Wednesday, February 26, 2020

Every Hideous Siren


The Big City
Part 26 of 28

Wanna know how big the Big City is? This has to do with sirens. OK, say you’re at the south border of the Big City blowing a siren. That’s loud. But if you're a listener at the north border, you won't be able to hear it. That ruffles my feathers a bit, because everyone in town should know: "Help is on the way! 

I come from a much smaller town and there was one huge siren everyone got to hear if there was the slightest problem: Tornado, nuclear attack, shady peddlers in town, discounts at the car wash. The tiniest town on earth, but one huge honking siren. But here in The Big City, they need a whole siren network, and of course they can blow all of them in many different places, because everyone's having an emergency at the same time. Maybe the airport’s on fire or the river’s out of its banks or peddlers are pushing cheap knockoffs, the sirens are much more localized.

Whether they’re localized very often like that is hard to say. Just sitting here with the typical layman’s ear, depending on what the traffic’s like in the neighborhood, I can focus and hear a siren somewhere, a virtually constant thing. There was the weirdest siren I've heard just today somewhere. It appeared that an ambulance was tuning their siren, or maybe clearing a dead duck out of the horn. It was kind of a whining quacking noise. I passed by kind of fast but the attendant definitely looked embarrassed.

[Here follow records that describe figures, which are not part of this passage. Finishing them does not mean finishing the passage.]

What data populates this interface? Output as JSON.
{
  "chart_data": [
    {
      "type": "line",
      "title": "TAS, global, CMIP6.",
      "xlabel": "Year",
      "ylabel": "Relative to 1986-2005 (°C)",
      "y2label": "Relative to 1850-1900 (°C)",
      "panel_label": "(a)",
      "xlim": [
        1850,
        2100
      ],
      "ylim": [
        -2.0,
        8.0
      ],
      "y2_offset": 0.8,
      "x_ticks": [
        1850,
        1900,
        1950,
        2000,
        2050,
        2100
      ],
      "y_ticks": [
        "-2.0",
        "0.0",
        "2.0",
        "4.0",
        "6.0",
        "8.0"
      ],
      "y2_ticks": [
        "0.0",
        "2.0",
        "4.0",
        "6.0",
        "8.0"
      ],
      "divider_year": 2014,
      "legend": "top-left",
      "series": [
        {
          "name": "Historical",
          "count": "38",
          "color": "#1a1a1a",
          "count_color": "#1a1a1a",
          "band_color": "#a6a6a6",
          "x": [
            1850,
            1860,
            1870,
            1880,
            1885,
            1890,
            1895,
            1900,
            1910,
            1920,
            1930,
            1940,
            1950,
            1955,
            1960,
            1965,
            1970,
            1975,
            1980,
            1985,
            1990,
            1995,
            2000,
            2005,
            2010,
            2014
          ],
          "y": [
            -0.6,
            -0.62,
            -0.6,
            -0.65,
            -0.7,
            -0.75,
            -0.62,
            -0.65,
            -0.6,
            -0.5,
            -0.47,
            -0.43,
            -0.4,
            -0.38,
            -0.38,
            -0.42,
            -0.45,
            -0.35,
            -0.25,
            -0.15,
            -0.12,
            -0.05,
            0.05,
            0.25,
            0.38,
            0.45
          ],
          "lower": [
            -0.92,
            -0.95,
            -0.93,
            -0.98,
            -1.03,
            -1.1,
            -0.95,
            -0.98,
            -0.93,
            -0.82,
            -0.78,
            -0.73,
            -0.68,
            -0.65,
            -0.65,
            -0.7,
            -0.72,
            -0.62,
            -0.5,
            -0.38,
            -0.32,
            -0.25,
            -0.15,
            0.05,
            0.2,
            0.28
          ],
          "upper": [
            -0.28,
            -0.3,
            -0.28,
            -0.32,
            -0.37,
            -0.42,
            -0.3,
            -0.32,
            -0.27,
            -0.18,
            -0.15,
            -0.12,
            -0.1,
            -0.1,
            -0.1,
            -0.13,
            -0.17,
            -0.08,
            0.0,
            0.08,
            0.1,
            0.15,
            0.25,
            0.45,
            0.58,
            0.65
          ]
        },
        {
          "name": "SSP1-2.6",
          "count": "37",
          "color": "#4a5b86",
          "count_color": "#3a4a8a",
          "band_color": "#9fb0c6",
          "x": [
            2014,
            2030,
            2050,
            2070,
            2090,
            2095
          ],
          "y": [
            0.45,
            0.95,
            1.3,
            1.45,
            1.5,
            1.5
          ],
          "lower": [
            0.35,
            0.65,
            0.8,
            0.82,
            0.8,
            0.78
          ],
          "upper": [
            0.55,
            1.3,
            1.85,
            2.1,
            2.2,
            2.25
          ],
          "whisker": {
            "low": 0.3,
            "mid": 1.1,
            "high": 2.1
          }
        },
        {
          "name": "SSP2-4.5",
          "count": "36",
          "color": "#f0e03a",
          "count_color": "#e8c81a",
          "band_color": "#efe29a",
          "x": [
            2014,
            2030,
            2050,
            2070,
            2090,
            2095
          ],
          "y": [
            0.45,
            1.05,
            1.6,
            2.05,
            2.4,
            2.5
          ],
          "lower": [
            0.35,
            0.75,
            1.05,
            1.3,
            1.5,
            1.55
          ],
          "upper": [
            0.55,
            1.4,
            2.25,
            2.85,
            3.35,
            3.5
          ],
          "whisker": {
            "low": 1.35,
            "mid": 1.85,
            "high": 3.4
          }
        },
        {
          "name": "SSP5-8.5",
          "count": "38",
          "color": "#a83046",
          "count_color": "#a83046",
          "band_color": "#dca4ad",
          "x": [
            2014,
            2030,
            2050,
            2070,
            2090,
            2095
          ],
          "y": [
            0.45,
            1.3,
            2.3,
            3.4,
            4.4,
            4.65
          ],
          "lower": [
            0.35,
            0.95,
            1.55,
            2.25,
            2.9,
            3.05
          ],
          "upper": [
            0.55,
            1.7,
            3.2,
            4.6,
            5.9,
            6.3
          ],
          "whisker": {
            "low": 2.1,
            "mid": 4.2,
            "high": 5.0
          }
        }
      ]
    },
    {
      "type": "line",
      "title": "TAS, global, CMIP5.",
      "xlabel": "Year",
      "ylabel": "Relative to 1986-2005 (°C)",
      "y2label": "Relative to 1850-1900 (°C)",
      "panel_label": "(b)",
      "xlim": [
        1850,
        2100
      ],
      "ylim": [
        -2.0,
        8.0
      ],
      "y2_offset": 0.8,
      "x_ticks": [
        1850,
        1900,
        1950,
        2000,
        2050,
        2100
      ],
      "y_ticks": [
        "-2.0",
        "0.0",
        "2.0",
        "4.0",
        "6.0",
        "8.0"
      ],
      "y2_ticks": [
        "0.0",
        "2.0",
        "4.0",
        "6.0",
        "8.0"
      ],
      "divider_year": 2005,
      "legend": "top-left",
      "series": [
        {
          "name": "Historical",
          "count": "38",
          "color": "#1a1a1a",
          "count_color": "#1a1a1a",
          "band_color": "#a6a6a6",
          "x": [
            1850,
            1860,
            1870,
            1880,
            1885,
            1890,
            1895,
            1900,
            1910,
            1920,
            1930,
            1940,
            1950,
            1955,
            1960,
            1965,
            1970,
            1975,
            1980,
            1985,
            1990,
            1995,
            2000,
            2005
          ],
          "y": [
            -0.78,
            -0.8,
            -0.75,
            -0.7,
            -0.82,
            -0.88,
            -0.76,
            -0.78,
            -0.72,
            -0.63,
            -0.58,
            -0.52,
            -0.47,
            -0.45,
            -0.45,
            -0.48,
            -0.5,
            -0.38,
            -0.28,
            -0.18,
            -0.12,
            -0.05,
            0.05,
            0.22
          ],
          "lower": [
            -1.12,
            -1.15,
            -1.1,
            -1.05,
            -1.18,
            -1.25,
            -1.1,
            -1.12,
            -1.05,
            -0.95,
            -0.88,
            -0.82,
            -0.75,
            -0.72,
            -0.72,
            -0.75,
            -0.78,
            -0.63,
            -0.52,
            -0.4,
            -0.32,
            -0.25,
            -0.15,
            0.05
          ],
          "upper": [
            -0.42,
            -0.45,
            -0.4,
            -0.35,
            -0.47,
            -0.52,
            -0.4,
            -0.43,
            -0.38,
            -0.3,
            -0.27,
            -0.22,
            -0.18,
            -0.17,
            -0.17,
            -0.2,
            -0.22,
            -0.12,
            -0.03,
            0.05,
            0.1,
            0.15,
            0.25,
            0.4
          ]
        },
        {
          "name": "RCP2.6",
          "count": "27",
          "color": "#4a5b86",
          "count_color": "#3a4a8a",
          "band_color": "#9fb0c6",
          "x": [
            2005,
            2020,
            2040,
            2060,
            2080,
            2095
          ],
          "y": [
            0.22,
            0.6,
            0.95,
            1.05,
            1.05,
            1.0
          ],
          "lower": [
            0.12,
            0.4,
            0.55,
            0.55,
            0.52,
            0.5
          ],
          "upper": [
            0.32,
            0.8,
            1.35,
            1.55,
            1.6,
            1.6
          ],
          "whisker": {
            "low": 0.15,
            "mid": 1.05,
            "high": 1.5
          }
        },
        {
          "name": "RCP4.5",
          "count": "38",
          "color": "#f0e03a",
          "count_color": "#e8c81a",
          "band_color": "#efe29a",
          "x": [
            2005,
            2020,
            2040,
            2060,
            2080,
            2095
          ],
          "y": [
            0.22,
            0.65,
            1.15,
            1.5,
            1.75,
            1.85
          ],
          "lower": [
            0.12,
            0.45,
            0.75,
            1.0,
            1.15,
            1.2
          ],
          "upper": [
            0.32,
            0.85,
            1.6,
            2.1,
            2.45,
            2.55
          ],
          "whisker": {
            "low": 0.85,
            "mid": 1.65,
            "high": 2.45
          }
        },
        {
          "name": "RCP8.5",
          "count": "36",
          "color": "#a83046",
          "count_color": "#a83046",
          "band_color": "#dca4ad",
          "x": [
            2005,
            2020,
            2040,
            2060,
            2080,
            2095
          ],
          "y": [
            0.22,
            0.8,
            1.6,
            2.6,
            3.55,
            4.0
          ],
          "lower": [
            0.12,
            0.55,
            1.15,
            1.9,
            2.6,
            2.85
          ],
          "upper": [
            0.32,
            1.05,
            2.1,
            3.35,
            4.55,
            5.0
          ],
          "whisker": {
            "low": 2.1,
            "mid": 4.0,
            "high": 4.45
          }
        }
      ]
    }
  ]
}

I came back into the Big City on Christmas Eve this past year and was thinking, “The holiday, no one should be in an accident tonight.” Which held true for all my travels, until I was literally less than a mile from home. Sirens and particular roads blocked off because of maybe three vehicles that slid on the ice and went boom. Of course I was miffed, being that close. I had to detour around streets that I’m only half familiar with. Fortunately I’d seen most of them when I’d been lost previously, so there were only a few surprises. I played it instinctively, thinking things like, “This road can’t be an alley because it’s wider than an alley.” Then when I caught sight of definite things I always see, I let out a huge sigh of relief. 40 more feet of ice, about a third the size of a football field, and even with that, I could step on it too much and still end up dying. Thanks to these idiots who lost it on the ice; what’s the matter, don't you know how to drive?

Anyway, about the sirens. It’s quite remarkable how many are going off -- one just a minute ago, in fact -- and as often as they are. When I was in the small town before moving to A bigger town, every siren was a subject for discussion. In the bigger town, it was divided into 4, so you only heard every fourth siren. But in the Big City, if my ears can localize a dozen sirens just in my vicinity, you have to multiply that out by all the different vicinities and it’s shocking. There’s something like 1,300 sirens going off in the Big City every day! No wonder geese avoid the place. They're disoriented and end up in Honduras.